EU-Ratspräsident Tusk ruft Ankara auf, den Flüchtlingsstrom nach Europa einzudämmen. Und warnt vor "Millionen" neuer Flüchtlinge im Frühjahr.

EU-Ratspräsident Donald Tusk hat ein Abkommen mit der Türkei an rückläufige Flüchtlingszahlen geknüpft. In einem gestern in Brüssel veröffentlichten Einladungsschreiben an die Staats- und Regierungschefs der Europäischen Union schreibt der polnische Politiker: „Zugeständnisse werden nur gerechtfertigt sein, wenn dieses Ziel erreicht ist.“

Ziel seiner Gespräche in Ankara sei es gewesen, den Zustrom von Flüchtlingen nach Europa einzudämmen, so Tusk. Er schlage vor, die gemeinsame Vorgehensweise zu den Themen Türkei und Syrien beim Abendessen zu erörtern. Die Türkei ist das größte Transitland für Flüchtlinge.

Selbst wenn der Andrang von Flüchtlingen im Winter nachlasse, müsse die EU auf den Frühling und damit auf „größere Wellen“ vorbereitet sein. Alle politischen Führer, mit denen er in der Region gesprochen habe, hätten vor Millionen möglicher neuer Flüchtlinge gewarnt.

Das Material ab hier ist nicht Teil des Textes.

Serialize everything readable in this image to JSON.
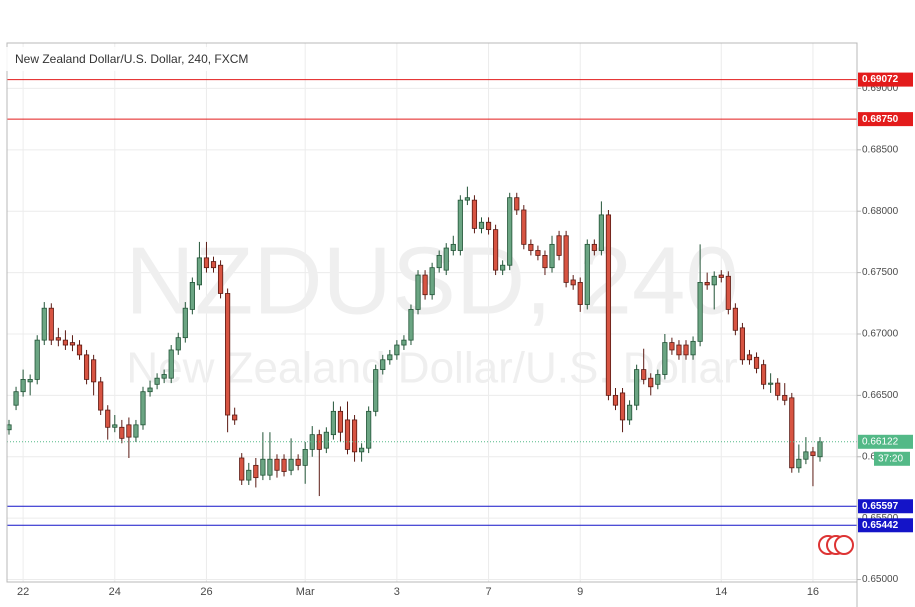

„Der außergewöhnlich leichte Zugang nach Europa ist einer der Hauptanziehungsfaktoren“, argumentierte Tusk. Der Herbstgipfel der EU-Staats- und -Regierungschefs ist für morgen geplant.

EU-Staaten zahlen nicht

Dabei könnte auch das Geld für die Flüchtlingskrise ein Thema werden. Denn angeblich fließen die von EU-Staaten eingeplanten Gelder nur schleppend. Das berichtet die Tageszeitung "Die Welt" (Mittwoch) unter Berufung auf hohe EU-Kreise. Dort hieß es, "die beim Brüsseler Flüchtlings-Sondergipfel im September für das Treffen der EU-Staats- und Regierungschefs am kommenden Donnerstag vereinbarten Zahlungen sind bei weitem nicht geflossen".

So gebe es bisher anstelle der zugesagten 1,8 Milliarden Euro für den Nothilfe-Treuhandfonds für Afrika zur Bekämpfung von Fluchtursachen lediglich Zusagen von 24,3 Millionen Euro. Deutschland, Österreich, Frankreich und Großbritannien hätten für den Treuhandfonds für Afrika überhaupt keine Mittel zugesagt, so die "Welt". "Bei der Finanzierung des Welthungerprogramms und des Treuhandfonds Syrien ist die Situation ähnlich: Den großen Versprechungen folgen keine Taten", hieß es in Brüssel.

Die EU-Kommission hat seit dem Sondergipfel im September insgesamt 2,8 Milliarden Euro an neuen Flüchtlingshilfen zur Verfügung gestellt - jeweils 500 Millionen Euro für das Welthungerprogramm und den Treuhandfonds Syrien und 1,8 Milliarden Euro für den Nothilfe-Treuhandfonds Afrika. Die EU-Länder hatten sich laut Beschluss des Sondergipfels verpflichtet, "entsprechende Beträge" in gleicher Höhe bereitzustellen.

Wie es in hohen EU-Kreisen weiter hieß, verläuft auch der Aufbau von Registrierungszentren für Flüchtlinge (Hotspots) in Griechenland und Italien bisher nur stockend. Es fehle Personal, weil die EU-Staaten ihre Zusagen bisher nur unzureichend erfüllt und die erforderlichen Experten zur Registrierung von Flüchtlingen nicht ausreichend geschickt haben. Österreich und Deutschland seien einige der wenigen Länder, die ihren Verpflichtungen bei der Entsendung von Experten nachgekommen seien.